August 28, 2013
President Kathleen McCartney addressed new students, their parents and families at a panel on campus August 28, 2013.
Good afternoon, and welcome!
I am Kathy McCartney, president of Smith College, and it’s my pleasure to welcome all of you, our newest students and families. As you may know, I, too, am very new. I started officially on July first. Truth be told, I still find myself getting lost on campus.
I want to tell you a bit about my own college experience, as a way of framing what I hope Smith will mean for you — today, tomorrow, and across the course of your life.
I was the first in my family to go to college. I grew up with four younger siblings in a working-class neighborhood in Medford, Massachusetts. Both of my parents worked hard: my father was a machinist and my mother was a stay-at-home mom.
They believed deeply in the importance of education and encouraged us to excel in school, but college was an unknown territory for them. I went to Tufts University because it was in my hometown. In fact, I never lived on campus. I walked up the hill to class each day from home. Smith is my first residential college experience. I suspect I am as excited to live on campus as our first-year students are.
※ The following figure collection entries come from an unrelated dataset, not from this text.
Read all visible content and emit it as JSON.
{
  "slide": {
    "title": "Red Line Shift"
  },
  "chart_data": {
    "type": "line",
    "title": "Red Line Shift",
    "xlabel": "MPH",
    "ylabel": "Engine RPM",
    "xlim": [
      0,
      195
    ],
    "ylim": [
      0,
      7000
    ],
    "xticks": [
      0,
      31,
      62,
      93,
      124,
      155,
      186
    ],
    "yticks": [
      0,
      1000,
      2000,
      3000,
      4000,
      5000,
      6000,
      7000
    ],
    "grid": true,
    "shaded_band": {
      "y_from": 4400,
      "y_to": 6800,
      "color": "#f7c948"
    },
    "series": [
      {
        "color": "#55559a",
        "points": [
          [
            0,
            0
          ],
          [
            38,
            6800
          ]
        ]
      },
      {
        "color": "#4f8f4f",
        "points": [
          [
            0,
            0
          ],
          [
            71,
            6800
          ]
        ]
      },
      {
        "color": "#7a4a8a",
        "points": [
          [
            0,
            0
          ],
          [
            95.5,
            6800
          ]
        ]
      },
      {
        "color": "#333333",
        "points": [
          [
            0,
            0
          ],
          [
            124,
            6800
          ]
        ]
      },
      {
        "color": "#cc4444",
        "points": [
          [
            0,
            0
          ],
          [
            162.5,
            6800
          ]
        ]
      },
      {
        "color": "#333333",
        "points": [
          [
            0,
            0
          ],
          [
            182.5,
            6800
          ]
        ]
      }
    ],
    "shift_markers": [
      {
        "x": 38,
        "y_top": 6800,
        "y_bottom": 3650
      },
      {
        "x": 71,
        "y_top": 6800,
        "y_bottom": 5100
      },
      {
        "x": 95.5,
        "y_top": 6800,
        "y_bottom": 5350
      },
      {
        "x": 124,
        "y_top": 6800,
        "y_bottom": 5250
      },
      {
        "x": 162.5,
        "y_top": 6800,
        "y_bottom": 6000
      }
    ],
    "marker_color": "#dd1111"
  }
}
Being in college changed me, as it should. It broadened my ambitions. My professors saw things in me I didn’t yet see in myself. After Tufts, I went on to Yale for graduate study and eventually became a tenured professor and dean at Harvard. And now I’m here, leading this illustrious institution.
I share my story because I want every woman of promise to experience the same kind of awakening I had as an undergraduate. Students, your path will be different from mine, as it should be — it will be yours, uniquely, and Smith will meet your ambitions, at every step, with opportunities. Opportunities through of your classes, your major, your minor or concentration. But also beyond the classroom. In the houses, on the sports fields, and through a rich array of extracurricular activities.
You have access to the Praxis internship program which provides funding from Smith, for a summer internship, after the junior year — you can work with nonprofits, government agencies, museums, hospitals and schools here and abroad, in countries from China to Nepal, from Spain to Pakistan. You learn can about entrepreneurship through unique opportunities like the Draper Business Plan Competition. Through partnerships with organizations like CARE and Oxfam America, you can work on issues related to human rights. And, of course, our study-abroad and study-away programs offer you the opportunity to experience life in a culture different from your own.
Farther along, we can support you in applying for fellowships for postgraduate study. A Fulbright Fellowship is one example. Smith set a new record with 23 Fulbright Fellows last year and a 55 percent applicant success rate.
You’ll hear about countless more opportunities waiting for you over your next four years. I encourage you to explore them — to take risks — and to find your own Smith path.
Now, I’d like to take a few moments to speak directly to the parents in the room. You already know how wonderful Smith is; you’ve had the dinner table conversations, seen the viewbook, visited our website. You know that this is the beginning of an incredible time in your daughters’ lives.
It wasn’t long ago that I dropped my two daughters off at college. I’d like to take a moment and talk to you not just as a college president, but also as a parent.
For many of you, today is bittersweet. You will miss having your daughter at home. After dropping off my older daughter, Kaitlin, at college, I wrote an op ed for the Boston Globe. A reflection piece. It began this way. When my daughter was 2, she threw her peas on the floor and screamed “NO!” At 7, she forgot to wave goodbye when she boarded the school bus. At 13, she asked me to drop her off at the movies. It was the first time she went with her friends instead of me.
When you come down to it, the stages of child development are all about pushing away. The stages of parenting are about letting go. I should know more about a child’s need for autonomy than the average parent — I’ve spent my academic career in the field of psychology, studying child development. Still, it was so hard to let go.
When this day arrived, the day I brought her to college, Kaitlin’s anxiety robbed me of my own. Instead of crying, I did what any good mother would do – I dried her eyes, took her to the college bookstore, and told her I loved her. I also told her that the next four years would not be the best of her life, as many say. The best years, I explained, are the ones you spend raising your children. The parents here know this.
During the next four years, your daughter will change in ways both imperceptible and monumental. This is an exciting moment for your daughters, and I know you share the excitement with them — even if your heart is breaking a little. Smith is a special place. A community of more than 40,000 alumnae. A global network of women leaders.
You are now part of that network as well — parents and daughters alike. So, one parent to another, here is something I learned. For family, college isn’t just about letting go. It’s about discovering something new. I know you will enjoy this adventure — these discoveries — as much as I did as a parent.
As Smith’s president, it’s my job to ensure that every available opportunity for your daughters to learn and lead is supported in the strongest way possible. A dedicated staff and a talented faculty will ensure this.
So, to all of you, enjoy this adventure. We’re all here to help you along the way.